Terbitkan Surat Utang, PLN Kantongi Rp 5,7 Triliun

16 September 2019

Moneter.id - Dari hasil penerbitan surat utang atau obligasi, PT Perusahaan Listrik Negara (PLN) berhasil mengantongi dana hingga Rp 5,7 triliun.

Selain itu, perseroan berhasil menerbitkan obligasi berdenominasi yen (Samurai Bonds) senilai 23,2 miliar yen atau setara Rp 3 triliun. Selanjutnya, perseroan juga akan menawarkan obligasi serta sukuk hingga Rp 2,71 triliun.

“Penerbitan Samurai Bonds ini merupakan yang pertama kali bagi PLN. PLN menunjuk empat bank sebagai join lead, yakni Mizuho Bank Ltd, Morgan Stanley, Nomura, dan SMBC Nikko.
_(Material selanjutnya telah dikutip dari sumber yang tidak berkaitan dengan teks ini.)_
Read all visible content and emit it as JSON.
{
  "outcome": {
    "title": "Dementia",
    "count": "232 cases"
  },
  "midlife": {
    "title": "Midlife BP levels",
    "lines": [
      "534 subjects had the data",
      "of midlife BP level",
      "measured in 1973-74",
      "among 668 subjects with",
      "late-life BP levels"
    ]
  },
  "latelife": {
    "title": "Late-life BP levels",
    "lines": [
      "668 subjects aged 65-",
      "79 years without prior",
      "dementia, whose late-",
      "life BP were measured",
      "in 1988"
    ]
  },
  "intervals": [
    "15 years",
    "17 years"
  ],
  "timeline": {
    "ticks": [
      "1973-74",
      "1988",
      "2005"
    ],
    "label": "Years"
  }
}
Proses penawaran telah resmi dilakukan sejak 6 September 2019,” tulis laporan Global Capital di Jakarta, Minggu (15/9).

Dijelaskan, Samurai Bonds PLN diterbitkan dalam tiga seri, yakni sebanyak 3,7 miliar yen yang jatuh tempo pada 2022 dengan kupon final 0,43%, lalu 18,5 miliar yen yang jatuh tempo 2024 dengan kupon 0,87%, dan 1 miliar yen yang jatuh tempo 2029 dengan kupon 1,05%.

“Sebelumnya, perseroan menawarkan seri bertenor tujuh tahun, namun seri ini sepi peminat,” tulisnya lagi.

Selama proses penawaran, perseroan menyadari seri tujuh tahun ternyata yang paling akhir diminati, walaupun ada sejumlah investor yang menyatakan minatnya. Jadi, mengarahkan mereka ke seri yang lain, dan mereka tidak keberatan dengan hal tersebut.

Laporan Global Capital juga menyebutkan, mayoritas investor yang menyerap obligasi bertenor tiga tahun adalah kelompok asset management serta cooperative banks.

Sementara, seri bertenor lima tahun banyak diminati oleh investor dari Asuransi Jiwa dan non-Asuransi Jiwa. Selain itu, cooperative bank juga banyak membeli seri bertenor 10 tahun.